Au Brésil, une partie de la région où vivaient les Chiquitanos était, au départ, une possession de la couronne espagnole. En conséquence, le peuple Chiquitano était souvent considéré, et l'est toujours, comme bolivien (ou espagnol). Pendant longtemps, la région a été le centre de conflits frontaliers et la documentation des archives publiques du Mato Grosso est abondante en nouvelles sur les fréquents déplacements du peuple Chiquitano et la pauvreté de leur condition. Par exemple, il existe un registre d'un groupe d'environ 200 familles Chiquitano de Bolivie qui ont migré vers la région de Vila Bela, dans l'État du Mato Grosso, pour se réfugier pendant la guerre du Chaco entre la Bolivie et le Paraguay dans la deuxième décennie du 20e siècle.

Le peuple Chiquitano vivait déjà dans la région de Cáceres lors de la fondation de Vila María do Paraguay, au XVIIIe siècle. Ce village abritait un fort militaire qui servait de refuge contre les attaques espagnoles. Luiz de Albuquerque, dans l'acte de sa fondation, fait référence à "une soixantaine d'indiens de Castille et d'Irlande des deux sexes qui ont déserté la mission de São João de Chiquitos il y a trois mois" (NDHIR, microfiche 273 - AHU).

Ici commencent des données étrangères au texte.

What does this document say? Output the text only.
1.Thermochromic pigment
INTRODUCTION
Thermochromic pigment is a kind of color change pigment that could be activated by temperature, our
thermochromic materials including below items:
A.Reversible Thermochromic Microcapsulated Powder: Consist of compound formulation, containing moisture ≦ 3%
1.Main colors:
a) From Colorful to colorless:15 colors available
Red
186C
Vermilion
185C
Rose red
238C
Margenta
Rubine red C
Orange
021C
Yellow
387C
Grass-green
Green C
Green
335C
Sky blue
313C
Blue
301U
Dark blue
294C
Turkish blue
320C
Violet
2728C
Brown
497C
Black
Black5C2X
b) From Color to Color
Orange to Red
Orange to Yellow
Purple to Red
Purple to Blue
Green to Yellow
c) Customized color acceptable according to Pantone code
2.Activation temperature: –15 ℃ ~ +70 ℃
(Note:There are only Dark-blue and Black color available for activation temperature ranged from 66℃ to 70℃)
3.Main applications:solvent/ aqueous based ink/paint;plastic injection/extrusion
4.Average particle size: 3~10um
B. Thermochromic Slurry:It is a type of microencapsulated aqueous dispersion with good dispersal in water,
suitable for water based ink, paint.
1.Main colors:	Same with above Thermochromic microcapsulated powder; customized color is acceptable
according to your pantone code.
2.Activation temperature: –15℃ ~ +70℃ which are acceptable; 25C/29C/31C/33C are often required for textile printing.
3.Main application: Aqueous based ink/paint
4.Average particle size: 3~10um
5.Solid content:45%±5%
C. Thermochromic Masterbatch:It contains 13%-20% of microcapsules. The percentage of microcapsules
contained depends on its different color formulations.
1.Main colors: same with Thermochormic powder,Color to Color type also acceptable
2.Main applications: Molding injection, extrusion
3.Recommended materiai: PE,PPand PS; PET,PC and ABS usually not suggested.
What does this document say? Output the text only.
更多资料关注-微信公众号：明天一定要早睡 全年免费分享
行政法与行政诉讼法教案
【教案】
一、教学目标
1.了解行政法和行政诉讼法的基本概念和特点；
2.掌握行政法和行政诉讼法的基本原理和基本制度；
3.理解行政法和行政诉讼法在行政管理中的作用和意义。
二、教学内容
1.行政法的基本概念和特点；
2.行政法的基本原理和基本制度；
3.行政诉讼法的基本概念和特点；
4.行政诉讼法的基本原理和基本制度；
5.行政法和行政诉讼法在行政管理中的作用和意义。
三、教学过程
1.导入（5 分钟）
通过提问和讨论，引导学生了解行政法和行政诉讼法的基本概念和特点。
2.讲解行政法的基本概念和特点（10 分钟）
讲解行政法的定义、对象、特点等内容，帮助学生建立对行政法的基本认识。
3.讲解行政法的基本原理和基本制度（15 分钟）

Les Chiquitanos étaient très recherchés par les propriétaires fonciers brésiliens, car, en raison de leur expérience dans les missions jésuites, ils étaient considérés comme d'excellents travailleurs et gardiens de bétail. Le propriétaire foncier Marcellin Prado, par exemple, employait un grand nombre de Chiquitanos. Il avait un ponton qui transportait ses produits du fleuve Paraguay à Corumbá et a été nommé capitaine des indiens par le gouvernement Marcumtinho (sic), qui lui a accordé quatre sesmarias 1 "de forêt riche et de caoutchouc" (Badarioti,1898:60). Dans le récit du chroniqueur Badarioti :

"En pénétrant sur ce vaste terrain, notre première occupation fut, à notre grand regret, la pacification de la racaille qui était engagée dans une lutte désespérée. La taudis infernal attirait beaucoup de gens, des vieillards, des femmes et des enfants d'une apparence quelque peu étrange pour moi : c'étaient des indiens Chiquitanos apprivoisés de Bolivie et employés comme colons par le Dr Marcellino Prado, un des hommes les plus méritants de l'État. (Dr. Marcellino Prado) ... entretenait des relations amicales avec les plus proches voisins des indiens Parecis qui lui doivent encore aujourd'hui respect et amitié. Il est allé (parti) en Bolivie et là, il a engagé des colons parmi la tribu douce et chrétienne des Chiquitos. De cette même race sont presque tous les camarades de M. Marcellino employés dans l'extraction du caoutchouc et de l'ipeca-cuana, ainsi que dans la culture de la canne qui, moulue par un vigoureux moulin, y produit du sucre et de l'aguardiente" (1898 : 59-60).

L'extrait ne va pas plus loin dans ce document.